The original Night Of The Demons used this unrationalized fear tactic and it worked. Through ‘campfire’ type stories we learned a little about the crazy past of Hull House, but where did the demons come from? What were the demons? How did they infect? Who did they infect? If you were in the minority of the audience that wondered these things, well you just had to wait 21 years for a remake. Gierasch’s film isn’t all bad. The split second gore scenes are well composed, the Halloween themed heavy metal soundtrack is good, and the titillating scenes of hyper-sexualized demon orgies are a plus, but overall this should have remained the B film it was – not the straight to video terrible rendering of trashy classic. 

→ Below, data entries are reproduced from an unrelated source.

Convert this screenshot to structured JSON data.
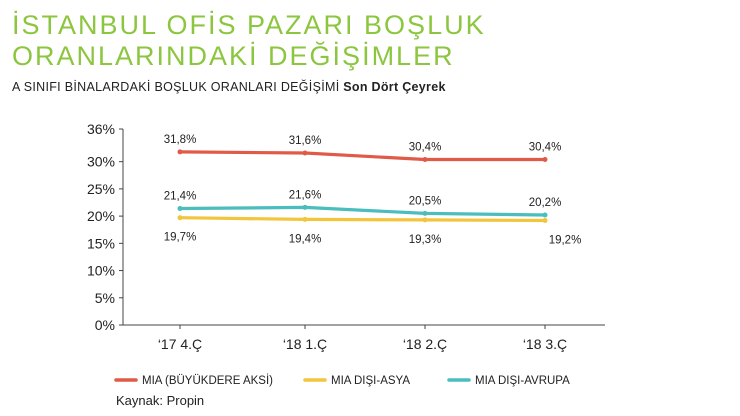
{
  "header": {
    "title": "İSTANBUL OFİS PAZARI BOŞLUK ORANLARINDAKİ DEĞİŞİMLER",
    "subtitle_main": "A SINIFI BİNALARDAKİ BOŞLUK ORANLARI DEĞİŞİMİ",
    "subtitle_bold": "Son Dört Çeyrek"
  },
  "source": "Kaynak: Propin",
  "chart_data": {
    "type": "line",
    "categories": [
      "‘17 4.Ç",
      "‘18 1.Ç",
      "‘18 2.Ç",
      "‘18 3.Ç"
    ],
    "y_ticks": [
      "0%",
      "5%",
      "10%",
      "15%",
      "20%",
      "25%",
      "30%",
      "36%"
    ],
    "y_tick_values": [
      0,
      5,
      10,
      15,
      20,
      25,
      30,
      36
    ],
    "ylim": [
      0,
      36
    ],
    "grid": false,
    "legend_position": "bottom",
    "series": [
      {
        "name": "MIA (BÜYÜKDERE AKSİ)",
        "color": "#e05a47",
        "values": [
          31.8,
          31.6,
          30.4,
          30.4
        ],
        "labels": [
          "31,8%",
          "31,6%",
          "30,4%",
          "30,4%"
        ],
        "label_side": "above"
      },
      {
        "name": "MIA DIŞI-ASYA",
        "color": "#f2c53d",
        "values": [
          19.7,
          19.4,
          19.3,
          19.2
        ],
        "labels": [
          "19,7%",
          "19,4%",
          "19,3%",
          "19,2%"
        ],
        "label_side": "below"
      },
      {
        "name": "MIA DIŞI-AVRUPA",
        "color": "#4bbdbd",
        "values": [
          21.4,
          21.6,
          20.5,
          20.2
        ],
        "labels": [
          "21,4%",
          "21,6%",
          "20,5%",
          "20,2%"
        ],
        "label_side": "above"
      }
    ]
  }
}
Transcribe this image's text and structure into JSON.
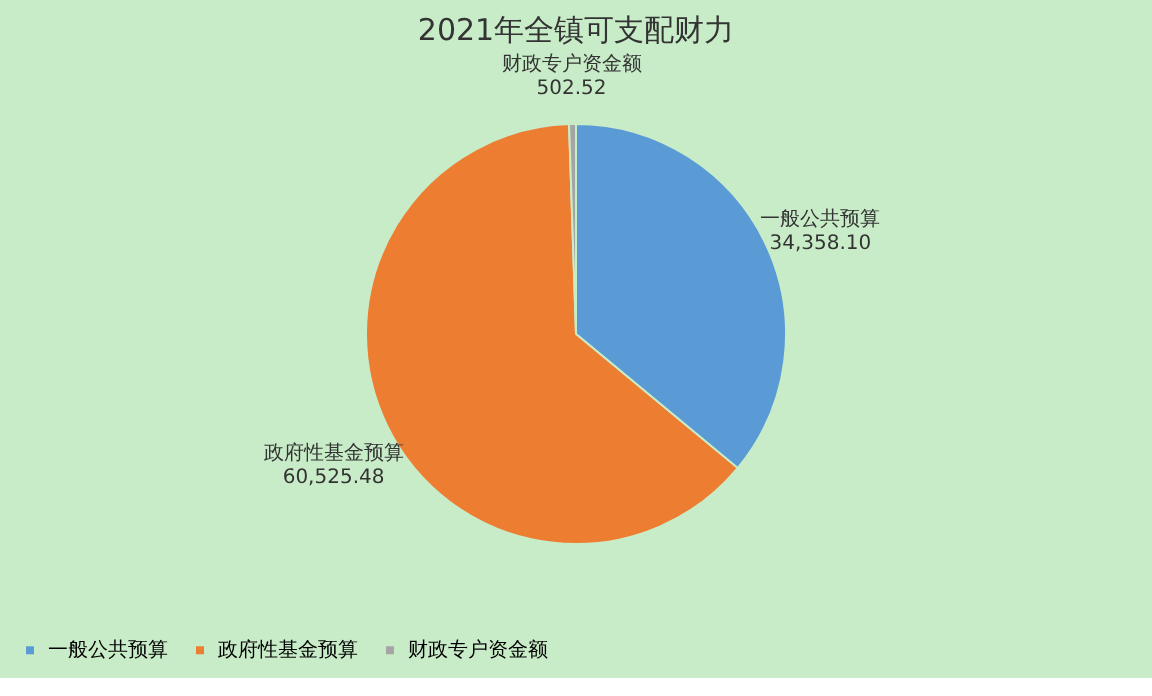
{
  "chart_data": {
    "type": "pie",
    "title": "2021年全镇可支配财力",
    "categories": [
      "一般公共预算",
      "政府性基金预算",
      "财政专户资金额"
    ],
    "values": [
      34358.1,
      60525.48,
      502.52
    ],
    "value_labels": [
      "34,358.10",
      "60,525.48",
      "502.52"
    ],
    "colors": [
      "#5b9bd5",
      "#ed7d31",
      "#a5a5a5"
    ],
    "legend": "bottom"
  }
}
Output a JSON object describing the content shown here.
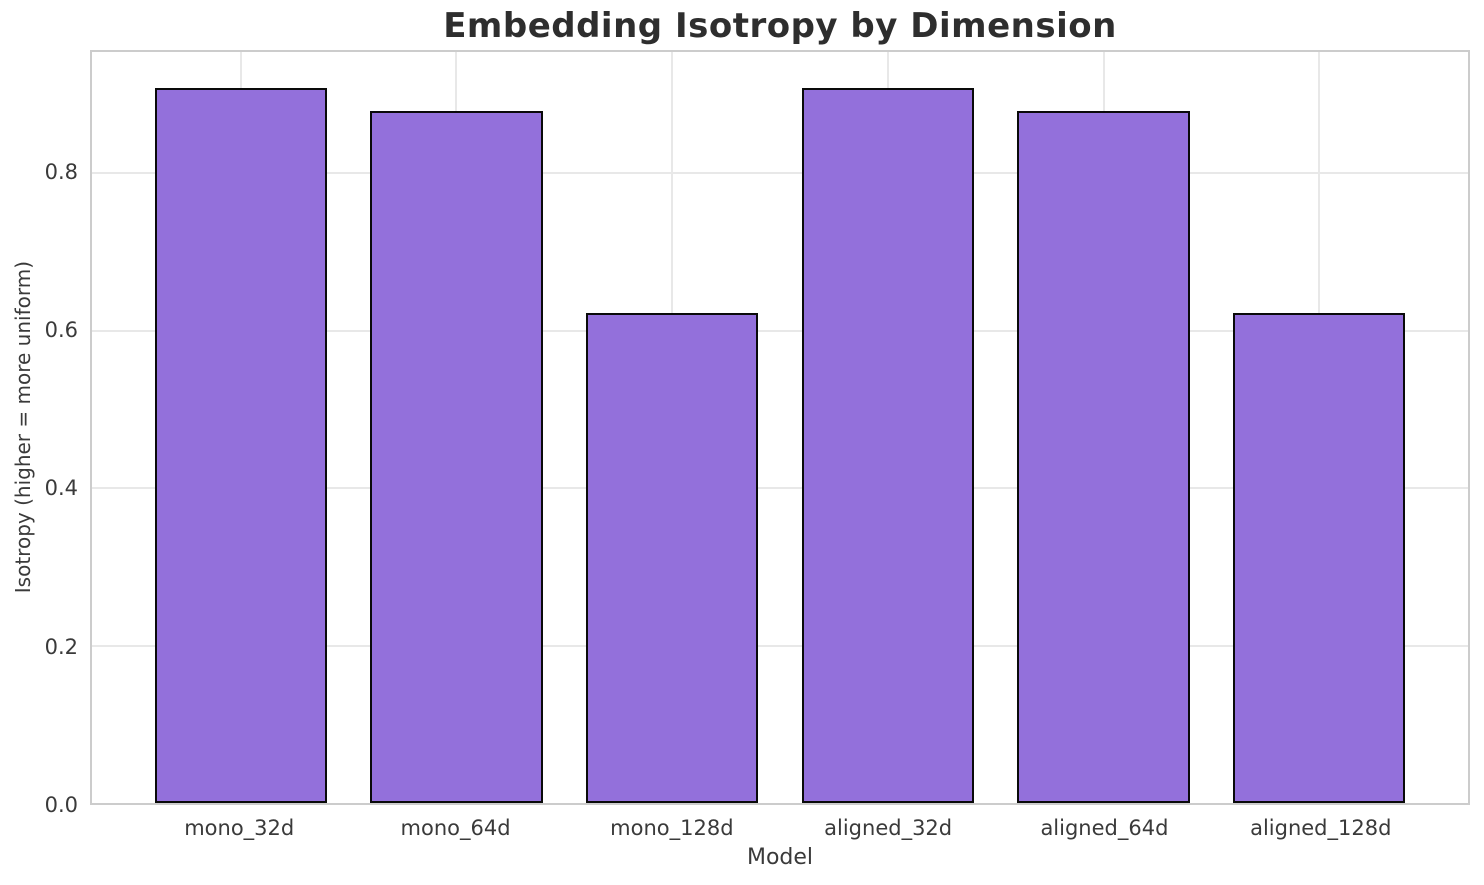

Gierasch does do one thing right, he gives Linnea Quigley a cameo. She is wearing the same costume from the original and does the same bend-over tease she did back in 1988. If fans of horror don’t know Quigley, she was the next scream queen after Jamie Lee Curtis, only she liked to show it all. She normally played a slutty character that often died horrifically. Gierasch also plays out her infamous scene from the original where Quigley slowly slides lipstick down her chest, then draws a spiral around her breast and inserts the lipstick into her nipple never to be seen again. In Gierasch’s the lipstick is stuck inside the nipple not as delicately and is retrieved from the character’s vagina – interesting variation. Anyway Quigley’s best role was Return Of The Living Dead, but here are some of the other great films of hers: Graduation Day, Sorority Babes In The Slimeball Bowl-O-Rama, Hollywood Chainsaw Hookers, Silent Night Deadly Night, Creepozoids, and Nightmare On Elm Street 4 (She was the big bossomed soul that emerges from Freddy’s Chest). 

Night Of The Demons is a decent watch, even if you only see it for a bloated raspy voiced Edward Furlong or for Shannon Elizabeth’s latest paycheck. Just don’t expect anything more than just another terrible modern American horror remake.